I segnali di domanda più debole hanno contribuito al forte calo dei prezzi all’ingrosso della carne bovina e dei future sui bovini vivi — i contratti negoziati a Chicago usati per prezzare i bovini pronti per la macellazione — a partire dalla fine di giugno. I future a Chicago hanno toccato a fine luglio il livello più basso da dicembre, dopo che il Dipartimento dell’Agricoltura degli Stati Uniti ha deciso di riprendere entro questo mese le importazioni di bovini dal Messico, dopo un divieto durato oltre un anno per impedire la diffusione del screwworm, un parassita le cui larve si nutrono delle ferite aperte del bestiame. Il mercato ha segnato un nuovo minimo a nove mesi venerdì, dopo che Tyson ha annunciato le sue ultime chiusure di impianti.
“È stata una catena di eventi sul lato della domanda che ci ha portato a questo punto”, ha detto Abby Greiman, consulente per il mercato del bestiame presso Ever.Ag Insights, commentando il ribasso. “La situazione appare molto più debole di quanto non fosse da molto tempo.”
Il 250° anniversario degli Stati Uniti e la Coppa del Mondo avevano già contribuito ad ampliare i consumi, ma “penso che il mercato stesse cercando l’occasione per tirare un po’ il fiato, perché da tanto tempo deve fare i conti con prezzi elevati”, ha detto Michael Di Sabato, fondatore di HighLine Consulting Group. “Questa è stata la prima occasione perché i consumi opponessero un po’ di resistenza.”

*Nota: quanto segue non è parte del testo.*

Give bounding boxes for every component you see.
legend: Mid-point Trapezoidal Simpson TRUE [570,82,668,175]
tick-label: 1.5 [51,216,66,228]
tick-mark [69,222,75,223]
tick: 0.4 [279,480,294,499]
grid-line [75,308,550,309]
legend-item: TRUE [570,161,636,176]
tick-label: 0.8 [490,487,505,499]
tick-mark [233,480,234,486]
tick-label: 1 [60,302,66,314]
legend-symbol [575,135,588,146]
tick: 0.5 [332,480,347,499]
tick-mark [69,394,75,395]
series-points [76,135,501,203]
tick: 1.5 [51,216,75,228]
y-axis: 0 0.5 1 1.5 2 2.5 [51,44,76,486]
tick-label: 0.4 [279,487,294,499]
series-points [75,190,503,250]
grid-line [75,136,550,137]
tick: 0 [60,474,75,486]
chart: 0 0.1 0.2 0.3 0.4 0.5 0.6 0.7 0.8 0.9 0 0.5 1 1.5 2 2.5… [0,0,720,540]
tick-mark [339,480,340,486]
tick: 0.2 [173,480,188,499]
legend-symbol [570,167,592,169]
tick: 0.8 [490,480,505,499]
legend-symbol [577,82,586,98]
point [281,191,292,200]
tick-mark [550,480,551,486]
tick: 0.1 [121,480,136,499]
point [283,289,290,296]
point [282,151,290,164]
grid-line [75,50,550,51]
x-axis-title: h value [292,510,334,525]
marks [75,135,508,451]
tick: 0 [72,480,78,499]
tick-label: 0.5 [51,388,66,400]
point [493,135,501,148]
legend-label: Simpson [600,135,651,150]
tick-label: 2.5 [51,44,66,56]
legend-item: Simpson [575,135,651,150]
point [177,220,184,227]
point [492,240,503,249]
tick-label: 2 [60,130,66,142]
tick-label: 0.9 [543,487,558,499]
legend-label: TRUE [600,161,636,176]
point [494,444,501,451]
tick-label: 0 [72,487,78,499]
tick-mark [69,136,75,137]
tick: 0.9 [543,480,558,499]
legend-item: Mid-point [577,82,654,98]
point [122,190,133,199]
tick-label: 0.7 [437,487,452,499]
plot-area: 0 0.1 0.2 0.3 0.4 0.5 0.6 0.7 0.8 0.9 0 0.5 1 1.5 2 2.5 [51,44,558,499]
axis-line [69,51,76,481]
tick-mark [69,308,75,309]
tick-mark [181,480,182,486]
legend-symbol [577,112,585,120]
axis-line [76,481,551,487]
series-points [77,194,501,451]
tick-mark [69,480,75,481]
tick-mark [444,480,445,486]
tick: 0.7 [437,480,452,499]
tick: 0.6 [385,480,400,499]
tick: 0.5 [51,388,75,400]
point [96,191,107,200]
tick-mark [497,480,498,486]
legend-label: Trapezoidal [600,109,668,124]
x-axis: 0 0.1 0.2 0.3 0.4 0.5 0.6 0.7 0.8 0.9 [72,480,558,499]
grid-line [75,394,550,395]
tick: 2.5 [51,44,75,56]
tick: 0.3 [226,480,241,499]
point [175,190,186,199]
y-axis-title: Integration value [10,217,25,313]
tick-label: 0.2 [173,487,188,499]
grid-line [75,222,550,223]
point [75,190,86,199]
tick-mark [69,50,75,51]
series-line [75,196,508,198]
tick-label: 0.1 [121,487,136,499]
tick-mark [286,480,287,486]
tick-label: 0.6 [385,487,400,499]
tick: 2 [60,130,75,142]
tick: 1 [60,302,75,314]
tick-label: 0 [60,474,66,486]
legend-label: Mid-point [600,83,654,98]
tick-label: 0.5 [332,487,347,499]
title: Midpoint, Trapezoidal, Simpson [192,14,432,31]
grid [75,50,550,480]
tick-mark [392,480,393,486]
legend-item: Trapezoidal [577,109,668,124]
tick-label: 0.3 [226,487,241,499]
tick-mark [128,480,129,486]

Le società di fast food hanno già notato il trend. Michelle Hook, chief financial officer di Shake Shack Inc., ha detto in una call con gli investitori questo mese che l’inflazione della carne bovina nella seconda metà dell’anno sarà “un po’ meno marcata”. Restaurant Brands International Inc., proprietaria di Burger King, ha detto di aspettarsi un certo sollievo, anche se “molto più” di questo arriverà all’inizio del 2027.

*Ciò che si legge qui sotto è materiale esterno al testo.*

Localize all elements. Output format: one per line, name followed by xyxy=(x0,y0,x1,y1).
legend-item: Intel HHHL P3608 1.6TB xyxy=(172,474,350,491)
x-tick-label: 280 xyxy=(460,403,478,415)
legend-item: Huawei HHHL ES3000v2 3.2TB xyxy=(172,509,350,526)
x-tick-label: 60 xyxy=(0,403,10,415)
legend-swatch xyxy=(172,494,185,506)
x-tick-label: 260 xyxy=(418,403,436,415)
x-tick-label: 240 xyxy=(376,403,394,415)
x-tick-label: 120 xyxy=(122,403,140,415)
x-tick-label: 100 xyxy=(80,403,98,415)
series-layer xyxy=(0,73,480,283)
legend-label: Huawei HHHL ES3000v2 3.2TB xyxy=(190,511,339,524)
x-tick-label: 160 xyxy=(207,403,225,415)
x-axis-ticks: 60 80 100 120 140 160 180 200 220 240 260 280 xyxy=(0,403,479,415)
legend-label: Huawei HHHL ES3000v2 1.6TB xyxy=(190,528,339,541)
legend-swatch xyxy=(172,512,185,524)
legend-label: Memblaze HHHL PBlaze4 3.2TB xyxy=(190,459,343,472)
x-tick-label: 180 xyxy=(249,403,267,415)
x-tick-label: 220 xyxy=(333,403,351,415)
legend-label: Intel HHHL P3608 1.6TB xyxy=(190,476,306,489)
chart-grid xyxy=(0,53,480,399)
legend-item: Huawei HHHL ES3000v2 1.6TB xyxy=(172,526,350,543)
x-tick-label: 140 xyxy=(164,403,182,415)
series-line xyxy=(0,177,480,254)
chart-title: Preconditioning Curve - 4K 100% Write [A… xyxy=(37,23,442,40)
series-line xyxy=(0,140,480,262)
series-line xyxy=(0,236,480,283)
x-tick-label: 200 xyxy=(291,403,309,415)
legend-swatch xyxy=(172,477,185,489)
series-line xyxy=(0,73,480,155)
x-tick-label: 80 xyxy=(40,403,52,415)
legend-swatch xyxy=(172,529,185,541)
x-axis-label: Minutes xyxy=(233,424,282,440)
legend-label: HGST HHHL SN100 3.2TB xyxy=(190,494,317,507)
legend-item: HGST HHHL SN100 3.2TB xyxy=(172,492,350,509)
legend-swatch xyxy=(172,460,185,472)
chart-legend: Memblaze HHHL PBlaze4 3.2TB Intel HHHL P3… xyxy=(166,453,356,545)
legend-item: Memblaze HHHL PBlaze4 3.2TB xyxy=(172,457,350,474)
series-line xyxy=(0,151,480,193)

Tuttavia, i consumatori non dovrebbero aspettarsi un sollievo immediato. Il primo porto riaperto per le spedizioni di bovini vivi dal Messico non è il più grande degli Stati Uniti, e quegli animali devono anche essere allevati per diversi mesi prima della macellazione. Nel frattempo, la mandria bovina statunitense al 1° luglio rimane ancora vicina ai livelli più bassi degli ultimi circa cinque decenni.
I prezzi più bassi non si trasmetteranno prima della fine del terzo trimestre, nella migliore delle ipotesi, a causa delle scorte residue e dei programmi di copertura, ha detto George Paleologou, amministratore delegato di Premium Brands Holdings Corp., in una recente conference call sui risultati. Per quanto riguarda i tempi con cui restituire il beneficio ai clienti, dipende da quanto scenderanno i prezzi, ha affermato Paleologou, la cui società vende carni confezionate negli Stati Uniti e in Canada.
“Man mano che scendono, trasferiremo quei ribassi. Ma, come ci sono stati ritardi nella salita, ci saranno ritardi anche nella discesa”, ha detto.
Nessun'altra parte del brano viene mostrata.